14Marie Demeilliez analyse « Les ballets au collège d’Harcourt » qui sont le plus souvent donnés lors de la distribution des prix. Elle définit le principe de ces ballets et rappelle la façon dont le collège d’Harcourt en fait un « usage modéré » et les adapte afin qu’ils transmettent les valeurs de l’institution.

15Nathalie Berton présente une pièce, « Le Ludus pastoralis (1734), une source inédite et complète pour le collège jésuite de Metz ». Un manuscrit conservé à la BnF, fort complet, qui livre l’intégralité de la composition. Une analyse de l’ensemble, un tableau récapitulatif permettent de connaître le propos, la teneur des intermèdes et la chorégraphie.

16Françoise Pelisson-Karro étudie L’Histoire tragique de la pucelle de Dom-Rémy, représentée devant le duc Charles III à Pont-à-Mousson. Le sujet de la pièce est développé et l’histoire de son impression, de 1581 à 1859 est relatée.

17« Les pères de la Doctrine chrétienne à Toulouse : les enjeux du théâtre et de la musique au collège de l’Esquile à la fin du XVIIe siècle ». Jean-Christophe Maillard, après avoir présenté l’histoire des Doctrinaires à Toulouse, en analyse les principes pédagogiques et explique la défiance des Jésuites. Il présente les spectacles donnés au collège de l’Esquile de 1676 à 1696, des pièces mêlant musique et danse dont les sujets sont volontiers puisés dans l’histoire antique.

18Benoît Michel étudie les spectacles du rival du collège de l’Esquile, le collège des jésuites de Toulouse, de la fin du XVIIe siècle à 1762. Il s’intéresse aux parties musicales qu’il situe dans le contexte toulousain, les confrontant ainsi à vie musicale de la ville.

19Marie-Claude Canova-Green explique de quelle manière les collèges jésuites ont célébré le mariage de Louis XIV et de l’Infante Marie-Thérèse d’Autriche.

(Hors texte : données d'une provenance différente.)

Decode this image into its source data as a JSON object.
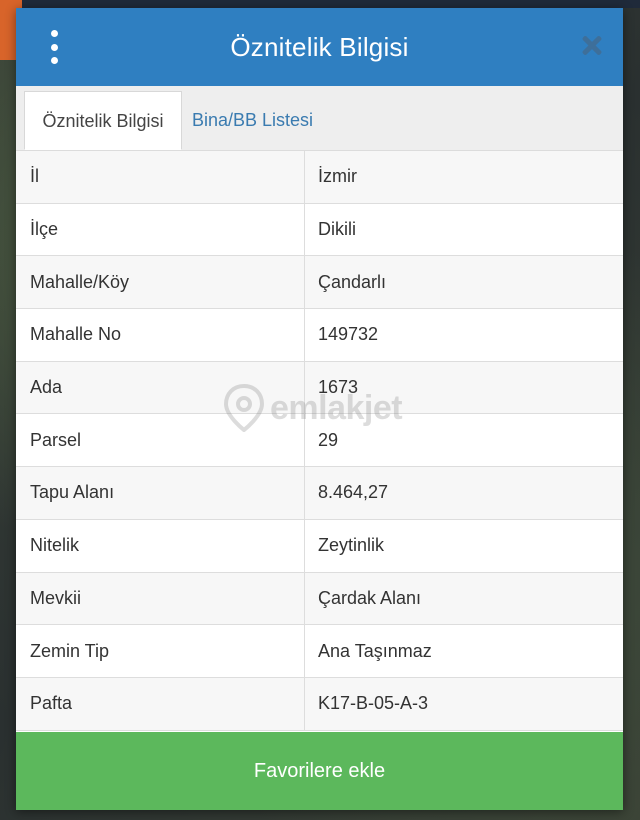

Elle analyse la variété de ces spectacles donnés dans différentes villes de France en 1659-1660. Ils ont en commun le recours à l’allégorie, au service de la célébration de la paix.

20« Collège royal, collège épiscopal. Strasbourg et la pratique du théâtre de 1681 à 1765 ». Après avoir rappelé le contexte religieux et historique de Strasbourg, Jean-Marie Valentin s’attache aux spectacles. Il souligne le manque de sources « d’une scène selon toute apparence peu active, compte tenu de sa trop faible implantation dans une ville restée très majoritairement fidèle au luthérianisme. »

21Les actes de ce colloque trouvent leur place dans un vaste mouvement de recherche qui, au plus près des sources, étudie les spectacles de la période moderne. Entrées royales, divertissements de cour, tragédies, comédies, ballets…. sont l’objet de travaux stimulants. Ils montrent qu’une rhétorique commune prévaut pour plaire, célébrer ou instruire. La bibliographie, d’une quarantaine de pages, fort complète, permet d’en prendre la mesure.